Updated October 2, 2017
The bridge is the place on the ship where the captain and his crew manage the direction and speed of the ship, as well as other functions of the vessel. The nautical term originated from the narrow, raised platform "bridging" the two sides of a large vessel that allowed a captain access to both sides while commanding the crew.
Modern cruise ships normally have a glass-enclosed bridge on an upper deck near the front of the ship giving the captain and crew a clear view forward. Enclosed or open-air wing-like extensions perch out over both sides, extending the crew's ability to see toward the rear of the ship and even downward to the water through windows in the floor of those "wings."

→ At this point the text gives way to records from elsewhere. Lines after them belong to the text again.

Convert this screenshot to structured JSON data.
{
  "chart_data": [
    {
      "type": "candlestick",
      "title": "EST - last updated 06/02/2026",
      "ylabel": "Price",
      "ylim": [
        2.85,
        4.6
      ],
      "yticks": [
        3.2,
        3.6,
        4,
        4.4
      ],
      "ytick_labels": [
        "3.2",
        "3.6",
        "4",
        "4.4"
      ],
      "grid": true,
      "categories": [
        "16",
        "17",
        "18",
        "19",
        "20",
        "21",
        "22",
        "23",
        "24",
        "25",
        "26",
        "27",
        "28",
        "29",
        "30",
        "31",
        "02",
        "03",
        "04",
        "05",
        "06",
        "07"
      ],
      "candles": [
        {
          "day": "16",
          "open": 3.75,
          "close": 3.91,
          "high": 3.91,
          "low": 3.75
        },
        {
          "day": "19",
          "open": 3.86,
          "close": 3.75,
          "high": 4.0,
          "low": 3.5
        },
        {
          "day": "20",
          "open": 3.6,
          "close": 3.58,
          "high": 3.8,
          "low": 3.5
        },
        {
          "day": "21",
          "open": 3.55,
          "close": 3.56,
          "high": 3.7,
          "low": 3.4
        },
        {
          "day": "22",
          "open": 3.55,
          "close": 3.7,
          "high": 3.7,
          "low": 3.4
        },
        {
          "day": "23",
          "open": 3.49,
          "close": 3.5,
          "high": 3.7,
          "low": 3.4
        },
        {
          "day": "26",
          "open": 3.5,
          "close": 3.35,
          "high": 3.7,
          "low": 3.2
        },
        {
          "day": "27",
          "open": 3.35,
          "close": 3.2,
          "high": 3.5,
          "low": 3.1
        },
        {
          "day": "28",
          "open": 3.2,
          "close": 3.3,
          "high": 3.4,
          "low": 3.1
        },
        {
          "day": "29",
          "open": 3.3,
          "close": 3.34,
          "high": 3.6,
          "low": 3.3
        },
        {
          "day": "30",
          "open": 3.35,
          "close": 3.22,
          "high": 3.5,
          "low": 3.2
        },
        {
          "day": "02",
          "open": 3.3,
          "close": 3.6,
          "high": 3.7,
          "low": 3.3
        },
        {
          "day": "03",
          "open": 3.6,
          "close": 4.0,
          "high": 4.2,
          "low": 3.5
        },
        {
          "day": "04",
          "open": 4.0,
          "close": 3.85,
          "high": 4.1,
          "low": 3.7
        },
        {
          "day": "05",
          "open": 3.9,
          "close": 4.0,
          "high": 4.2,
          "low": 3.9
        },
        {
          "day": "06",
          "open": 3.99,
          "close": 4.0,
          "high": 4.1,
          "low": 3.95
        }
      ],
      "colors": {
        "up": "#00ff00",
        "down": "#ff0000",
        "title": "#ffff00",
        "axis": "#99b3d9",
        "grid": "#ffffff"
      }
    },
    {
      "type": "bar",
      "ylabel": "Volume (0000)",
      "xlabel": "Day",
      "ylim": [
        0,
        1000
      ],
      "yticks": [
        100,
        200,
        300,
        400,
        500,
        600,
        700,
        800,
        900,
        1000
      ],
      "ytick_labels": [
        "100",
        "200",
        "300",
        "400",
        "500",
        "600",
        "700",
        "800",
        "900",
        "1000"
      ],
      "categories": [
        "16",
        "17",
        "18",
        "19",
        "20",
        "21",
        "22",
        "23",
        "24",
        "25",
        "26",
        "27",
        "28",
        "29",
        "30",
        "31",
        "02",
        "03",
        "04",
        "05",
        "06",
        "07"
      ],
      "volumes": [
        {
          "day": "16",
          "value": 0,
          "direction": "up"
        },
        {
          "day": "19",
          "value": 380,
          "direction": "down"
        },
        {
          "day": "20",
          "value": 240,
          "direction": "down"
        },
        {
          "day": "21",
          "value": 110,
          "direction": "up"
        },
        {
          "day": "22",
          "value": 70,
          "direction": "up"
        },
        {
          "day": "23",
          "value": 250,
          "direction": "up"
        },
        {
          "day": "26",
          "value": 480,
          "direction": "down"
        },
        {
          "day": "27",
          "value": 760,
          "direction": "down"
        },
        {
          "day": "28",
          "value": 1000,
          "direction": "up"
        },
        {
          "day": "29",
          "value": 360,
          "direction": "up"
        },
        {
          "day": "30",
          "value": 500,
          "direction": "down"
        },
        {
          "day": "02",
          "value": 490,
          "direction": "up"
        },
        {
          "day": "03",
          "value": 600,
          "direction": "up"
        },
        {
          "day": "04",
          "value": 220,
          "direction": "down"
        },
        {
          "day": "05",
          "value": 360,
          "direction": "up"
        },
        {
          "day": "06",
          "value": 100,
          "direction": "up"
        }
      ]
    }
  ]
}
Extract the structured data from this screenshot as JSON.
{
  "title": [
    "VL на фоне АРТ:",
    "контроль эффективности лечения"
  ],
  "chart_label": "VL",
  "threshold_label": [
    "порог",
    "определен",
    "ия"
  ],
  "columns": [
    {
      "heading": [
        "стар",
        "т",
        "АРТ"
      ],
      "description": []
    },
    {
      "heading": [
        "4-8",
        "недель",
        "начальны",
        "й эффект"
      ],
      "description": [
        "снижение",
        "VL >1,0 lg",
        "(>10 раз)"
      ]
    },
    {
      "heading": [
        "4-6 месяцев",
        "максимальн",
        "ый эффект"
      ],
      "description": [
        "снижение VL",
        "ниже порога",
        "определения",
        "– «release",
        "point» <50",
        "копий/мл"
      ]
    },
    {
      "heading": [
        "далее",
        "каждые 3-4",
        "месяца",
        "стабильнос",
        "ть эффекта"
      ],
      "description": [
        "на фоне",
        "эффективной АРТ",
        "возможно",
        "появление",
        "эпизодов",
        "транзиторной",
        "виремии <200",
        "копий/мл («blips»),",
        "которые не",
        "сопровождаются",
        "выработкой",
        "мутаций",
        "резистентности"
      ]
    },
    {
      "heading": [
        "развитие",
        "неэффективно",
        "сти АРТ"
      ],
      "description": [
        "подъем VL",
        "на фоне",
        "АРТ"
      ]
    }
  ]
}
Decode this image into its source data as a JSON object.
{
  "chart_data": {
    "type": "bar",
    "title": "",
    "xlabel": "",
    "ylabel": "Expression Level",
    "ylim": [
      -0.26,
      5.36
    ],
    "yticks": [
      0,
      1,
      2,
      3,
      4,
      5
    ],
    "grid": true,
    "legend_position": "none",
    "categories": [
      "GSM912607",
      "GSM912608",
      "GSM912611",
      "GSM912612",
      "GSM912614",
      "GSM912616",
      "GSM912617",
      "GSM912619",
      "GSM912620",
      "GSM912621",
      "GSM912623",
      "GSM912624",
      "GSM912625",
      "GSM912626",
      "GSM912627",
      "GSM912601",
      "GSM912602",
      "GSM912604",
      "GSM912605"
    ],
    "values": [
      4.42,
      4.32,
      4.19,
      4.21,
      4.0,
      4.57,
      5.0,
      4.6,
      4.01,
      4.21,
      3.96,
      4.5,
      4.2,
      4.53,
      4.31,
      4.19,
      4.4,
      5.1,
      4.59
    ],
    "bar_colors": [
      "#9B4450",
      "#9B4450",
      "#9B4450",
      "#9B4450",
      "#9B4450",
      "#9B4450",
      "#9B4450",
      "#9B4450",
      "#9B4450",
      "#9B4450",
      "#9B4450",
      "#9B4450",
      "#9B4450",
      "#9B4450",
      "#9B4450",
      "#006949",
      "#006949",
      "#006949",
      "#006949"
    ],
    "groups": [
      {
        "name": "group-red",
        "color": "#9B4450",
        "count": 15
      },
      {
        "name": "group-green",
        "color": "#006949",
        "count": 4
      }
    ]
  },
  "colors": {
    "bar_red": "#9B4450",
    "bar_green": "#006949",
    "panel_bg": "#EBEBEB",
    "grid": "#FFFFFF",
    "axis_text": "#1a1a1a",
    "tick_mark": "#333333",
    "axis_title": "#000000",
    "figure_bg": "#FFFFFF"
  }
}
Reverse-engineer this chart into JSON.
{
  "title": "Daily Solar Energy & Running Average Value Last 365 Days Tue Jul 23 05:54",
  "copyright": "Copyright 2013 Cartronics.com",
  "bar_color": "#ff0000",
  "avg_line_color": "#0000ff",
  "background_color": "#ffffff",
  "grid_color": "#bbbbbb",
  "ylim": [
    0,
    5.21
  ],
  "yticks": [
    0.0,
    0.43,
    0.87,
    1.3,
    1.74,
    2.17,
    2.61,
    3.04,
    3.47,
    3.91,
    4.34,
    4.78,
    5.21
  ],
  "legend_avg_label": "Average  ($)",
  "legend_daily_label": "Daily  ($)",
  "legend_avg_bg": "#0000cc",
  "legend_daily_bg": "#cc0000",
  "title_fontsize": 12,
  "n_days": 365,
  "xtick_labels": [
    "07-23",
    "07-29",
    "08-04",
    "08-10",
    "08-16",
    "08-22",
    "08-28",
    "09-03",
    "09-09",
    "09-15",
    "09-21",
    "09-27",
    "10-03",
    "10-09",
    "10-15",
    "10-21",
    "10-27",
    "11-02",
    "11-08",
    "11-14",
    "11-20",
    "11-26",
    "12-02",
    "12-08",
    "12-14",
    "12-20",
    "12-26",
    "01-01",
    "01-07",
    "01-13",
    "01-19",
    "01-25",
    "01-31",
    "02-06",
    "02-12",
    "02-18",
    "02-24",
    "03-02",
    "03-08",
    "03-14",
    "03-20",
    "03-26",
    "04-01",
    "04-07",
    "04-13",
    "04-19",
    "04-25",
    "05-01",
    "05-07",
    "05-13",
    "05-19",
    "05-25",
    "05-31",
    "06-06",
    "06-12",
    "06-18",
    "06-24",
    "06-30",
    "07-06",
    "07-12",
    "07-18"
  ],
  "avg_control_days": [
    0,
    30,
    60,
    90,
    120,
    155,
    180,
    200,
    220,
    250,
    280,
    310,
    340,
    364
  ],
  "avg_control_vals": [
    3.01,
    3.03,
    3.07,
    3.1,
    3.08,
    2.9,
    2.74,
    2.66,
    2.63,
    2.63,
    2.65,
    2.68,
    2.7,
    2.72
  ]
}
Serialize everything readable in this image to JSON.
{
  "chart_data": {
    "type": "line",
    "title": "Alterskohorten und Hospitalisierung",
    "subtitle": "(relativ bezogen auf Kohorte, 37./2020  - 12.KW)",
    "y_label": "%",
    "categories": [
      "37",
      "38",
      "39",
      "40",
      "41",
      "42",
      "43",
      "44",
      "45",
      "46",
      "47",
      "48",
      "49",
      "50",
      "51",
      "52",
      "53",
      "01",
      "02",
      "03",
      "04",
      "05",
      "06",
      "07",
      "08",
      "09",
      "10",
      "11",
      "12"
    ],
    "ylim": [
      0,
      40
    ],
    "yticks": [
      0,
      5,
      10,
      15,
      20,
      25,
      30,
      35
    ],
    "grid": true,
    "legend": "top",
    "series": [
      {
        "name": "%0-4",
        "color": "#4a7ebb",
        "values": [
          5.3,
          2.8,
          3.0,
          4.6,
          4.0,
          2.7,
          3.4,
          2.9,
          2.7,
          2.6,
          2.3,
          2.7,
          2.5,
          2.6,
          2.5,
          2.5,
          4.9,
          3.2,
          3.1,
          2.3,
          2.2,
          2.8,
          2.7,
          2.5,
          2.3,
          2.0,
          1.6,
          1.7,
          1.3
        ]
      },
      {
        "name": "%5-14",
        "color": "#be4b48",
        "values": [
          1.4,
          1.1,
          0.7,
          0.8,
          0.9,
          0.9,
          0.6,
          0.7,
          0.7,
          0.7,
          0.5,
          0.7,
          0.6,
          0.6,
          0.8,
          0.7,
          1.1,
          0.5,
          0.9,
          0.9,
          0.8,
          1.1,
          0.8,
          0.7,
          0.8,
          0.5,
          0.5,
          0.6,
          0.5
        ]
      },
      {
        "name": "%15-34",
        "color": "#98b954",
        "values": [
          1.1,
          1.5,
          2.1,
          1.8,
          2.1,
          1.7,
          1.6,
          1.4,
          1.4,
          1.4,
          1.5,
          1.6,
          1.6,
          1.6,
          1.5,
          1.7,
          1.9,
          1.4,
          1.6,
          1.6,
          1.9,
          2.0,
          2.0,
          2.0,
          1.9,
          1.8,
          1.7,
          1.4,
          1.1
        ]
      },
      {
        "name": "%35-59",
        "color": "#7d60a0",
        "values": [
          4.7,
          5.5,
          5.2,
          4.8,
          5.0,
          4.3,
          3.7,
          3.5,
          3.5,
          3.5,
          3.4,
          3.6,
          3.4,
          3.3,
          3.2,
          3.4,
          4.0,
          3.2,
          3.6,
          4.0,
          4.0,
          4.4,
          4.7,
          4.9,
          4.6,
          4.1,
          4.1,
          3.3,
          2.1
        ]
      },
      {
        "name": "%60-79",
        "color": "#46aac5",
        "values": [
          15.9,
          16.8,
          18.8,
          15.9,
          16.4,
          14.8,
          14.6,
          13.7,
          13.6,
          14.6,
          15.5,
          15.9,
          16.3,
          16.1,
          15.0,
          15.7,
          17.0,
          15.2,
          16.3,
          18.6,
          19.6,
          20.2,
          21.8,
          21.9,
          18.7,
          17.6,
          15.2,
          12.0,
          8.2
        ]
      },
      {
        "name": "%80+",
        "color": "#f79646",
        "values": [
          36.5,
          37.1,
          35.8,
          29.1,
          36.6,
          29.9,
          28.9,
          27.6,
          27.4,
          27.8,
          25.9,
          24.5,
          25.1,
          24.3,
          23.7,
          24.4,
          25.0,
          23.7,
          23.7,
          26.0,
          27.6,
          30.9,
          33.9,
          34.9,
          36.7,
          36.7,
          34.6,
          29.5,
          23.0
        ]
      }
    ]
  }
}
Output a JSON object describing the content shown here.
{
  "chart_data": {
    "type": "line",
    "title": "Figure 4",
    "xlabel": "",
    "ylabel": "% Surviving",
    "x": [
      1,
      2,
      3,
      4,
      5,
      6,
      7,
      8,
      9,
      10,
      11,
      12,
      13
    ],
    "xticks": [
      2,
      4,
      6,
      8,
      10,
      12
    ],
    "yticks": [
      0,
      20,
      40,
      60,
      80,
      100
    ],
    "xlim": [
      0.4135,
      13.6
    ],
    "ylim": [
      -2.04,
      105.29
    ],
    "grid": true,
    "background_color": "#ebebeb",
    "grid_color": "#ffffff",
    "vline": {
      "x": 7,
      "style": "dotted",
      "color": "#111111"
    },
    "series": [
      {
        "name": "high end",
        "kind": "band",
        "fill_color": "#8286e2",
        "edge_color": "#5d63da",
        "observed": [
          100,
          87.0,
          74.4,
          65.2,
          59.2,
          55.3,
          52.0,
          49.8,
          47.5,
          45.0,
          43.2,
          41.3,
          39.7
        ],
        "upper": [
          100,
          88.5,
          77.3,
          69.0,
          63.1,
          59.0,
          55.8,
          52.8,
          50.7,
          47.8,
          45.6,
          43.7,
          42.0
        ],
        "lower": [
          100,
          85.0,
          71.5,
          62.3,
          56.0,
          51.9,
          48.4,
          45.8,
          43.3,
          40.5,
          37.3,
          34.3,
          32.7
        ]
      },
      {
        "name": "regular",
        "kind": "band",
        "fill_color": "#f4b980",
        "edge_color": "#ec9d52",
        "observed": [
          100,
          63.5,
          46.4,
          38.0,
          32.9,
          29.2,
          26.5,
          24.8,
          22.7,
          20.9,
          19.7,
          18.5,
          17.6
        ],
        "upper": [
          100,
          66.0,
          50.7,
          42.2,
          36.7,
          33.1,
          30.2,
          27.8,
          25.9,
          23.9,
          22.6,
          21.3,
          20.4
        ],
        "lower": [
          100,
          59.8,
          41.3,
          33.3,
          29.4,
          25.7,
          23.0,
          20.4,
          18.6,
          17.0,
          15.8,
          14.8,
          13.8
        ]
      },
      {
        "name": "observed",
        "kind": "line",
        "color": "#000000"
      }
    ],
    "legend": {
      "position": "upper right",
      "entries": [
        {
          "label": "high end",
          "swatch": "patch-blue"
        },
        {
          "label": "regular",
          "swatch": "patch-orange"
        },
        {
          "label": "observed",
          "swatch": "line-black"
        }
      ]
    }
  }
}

On the bridge, the crew will have paper nautical charts as well as computer equipment that controls and reports on the ship's mechanical, electronic and communication systems; its global position; and its route to the next destination. Steering capability is duplicated in several places, both mechanically and electronically, including in the wing extensions where the captain controls the vessel during docking, often with the aid of a pilot brought onboard from the port.
Most cruise ship bridges are off limits to passengers, though some lines do offer bridge tours or visits as part of behind-the-scenes ship tours. Some cruise lines with smaller ships (such as Windstar and Star Clippers) have an open bridge policy, allowing passengers to stop by the bridge and chat with the officers whenever they like -- except during more intense maneuvering such as docking and during bad weather.